I'm working with AWS glue and many files on s3, with new files appended every day. I try to create and run a crawler to deduce a schema of those csv files. Instead of just one data catalog table with schema, crawler creates many tables (even with Create a single schema for each S3 path option selected), which means that crawler recognize different schemas and can't combine them into one. But I need just one table in data catalog for all those files!
So I created separate data catalog table manually, and when I use this table with glue job, none of the s3 csv files are processed. I guess that is because every time crawler runs, it checks for new files and partitions (and in good case of single schema table we can see those files and partitions by clicking on View partitions button in Tables).
So in here there is way to update manually created table with a crawler, I followed it with a hope that crawler will not change data types for columns that I selected, but update list of files and partitions for glue job to process later:
You might want to create AWS Glue Data Catalog tables manually and then keep them updated with AWS Glue crawlers. Crawlers running on a schedule can add new partitions and update the tables with any schema changes. This also applies to tables migrated from an Apache Hive metastore.
To do this, when you define a crawler, instead of specifying one or more data stores as the source of a crawl, you specify one or more existing Data Catalog tables.
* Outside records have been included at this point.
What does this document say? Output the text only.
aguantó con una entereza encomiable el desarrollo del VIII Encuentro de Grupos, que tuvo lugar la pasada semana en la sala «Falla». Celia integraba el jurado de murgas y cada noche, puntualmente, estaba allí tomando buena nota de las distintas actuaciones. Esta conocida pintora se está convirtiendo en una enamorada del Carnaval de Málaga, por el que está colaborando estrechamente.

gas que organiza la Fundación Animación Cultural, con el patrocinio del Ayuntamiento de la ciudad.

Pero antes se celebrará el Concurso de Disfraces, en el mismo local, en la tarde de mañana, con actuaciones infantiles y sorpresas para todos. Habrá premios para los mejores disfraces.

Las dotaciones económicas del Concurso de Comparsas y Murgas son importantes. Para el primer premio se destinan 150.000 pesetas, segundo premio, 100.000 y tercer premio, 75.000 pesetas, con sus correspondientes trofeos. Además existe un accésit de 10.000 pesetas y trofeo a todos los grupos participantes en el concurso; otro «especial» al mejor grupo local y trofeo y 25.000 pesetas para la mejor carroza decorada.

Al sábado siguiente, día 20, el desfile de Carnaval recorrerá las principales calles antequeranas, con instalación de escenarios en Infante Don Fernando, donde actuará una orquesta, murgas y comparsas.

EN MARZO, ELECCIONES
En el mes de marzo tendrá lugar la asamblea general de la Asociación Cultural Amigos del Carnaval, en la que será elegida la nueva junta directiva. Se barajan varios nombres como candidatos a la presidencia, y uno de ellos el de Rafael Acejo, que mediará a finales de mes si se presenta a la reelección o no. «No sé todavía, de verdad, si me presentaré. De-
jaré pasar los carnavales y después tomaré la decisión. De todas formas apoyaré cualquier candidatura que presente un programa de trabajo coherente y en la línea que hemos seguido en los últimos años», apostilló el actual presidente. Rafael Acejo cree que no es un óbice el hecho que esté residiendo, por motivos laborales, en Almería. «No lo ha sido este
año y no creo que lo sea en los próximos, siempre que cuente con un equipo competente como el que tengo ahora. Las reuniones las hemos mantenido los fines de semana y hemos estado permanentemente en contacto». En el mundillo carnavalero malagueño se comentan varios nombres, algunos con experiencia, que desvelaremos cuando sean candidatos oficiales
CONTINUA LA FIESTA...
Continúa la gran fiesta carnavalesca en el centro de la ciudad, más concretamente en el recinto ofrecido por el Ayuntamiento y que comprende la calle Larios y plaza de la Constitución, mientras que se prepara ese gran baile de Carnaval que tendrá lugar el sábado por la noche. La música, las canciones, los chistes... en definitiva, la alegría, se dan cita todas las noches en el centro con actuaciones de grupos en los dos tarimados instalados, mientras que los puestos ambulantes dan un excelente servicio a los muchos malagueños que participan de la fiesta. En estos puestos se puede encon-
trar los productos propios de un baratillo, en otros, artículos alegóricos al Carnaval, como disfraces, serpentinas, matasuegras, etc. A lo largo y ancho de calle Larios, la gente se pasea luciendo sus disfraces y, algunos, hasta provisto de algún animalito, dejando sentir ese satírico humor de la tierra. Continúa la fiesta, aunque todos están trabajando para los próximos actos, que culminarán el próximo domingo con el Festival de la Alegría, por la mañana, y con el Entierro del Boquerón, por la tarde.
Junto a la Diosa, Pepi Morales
The crawler then crawls the data stores specified by the catalog tables. In this case, no new tables are created; instead, your manually created tables are updated.
It doesn't happen for some reason, in crawler log I see this:
INFO : Some files do not match the schema detected. Remove or exclude the following files from the crawler (truncated to first 200 files):
bucket1/customer/dt=2020-02-26/delta_20200226_080101.csv
INFO : Multiple tables are found under location bucket1/customer/. Table customer is skipped.
But there is no "Exclude patterns" option to exclude that file when crawler uses existing data catalog table, documentation says that in this case "The crawler then crawls the data stores specified by the catalog tables".
And crawler doesn't add any partitions or files to my table.
Is there a way to update my manually created table with new files from s3?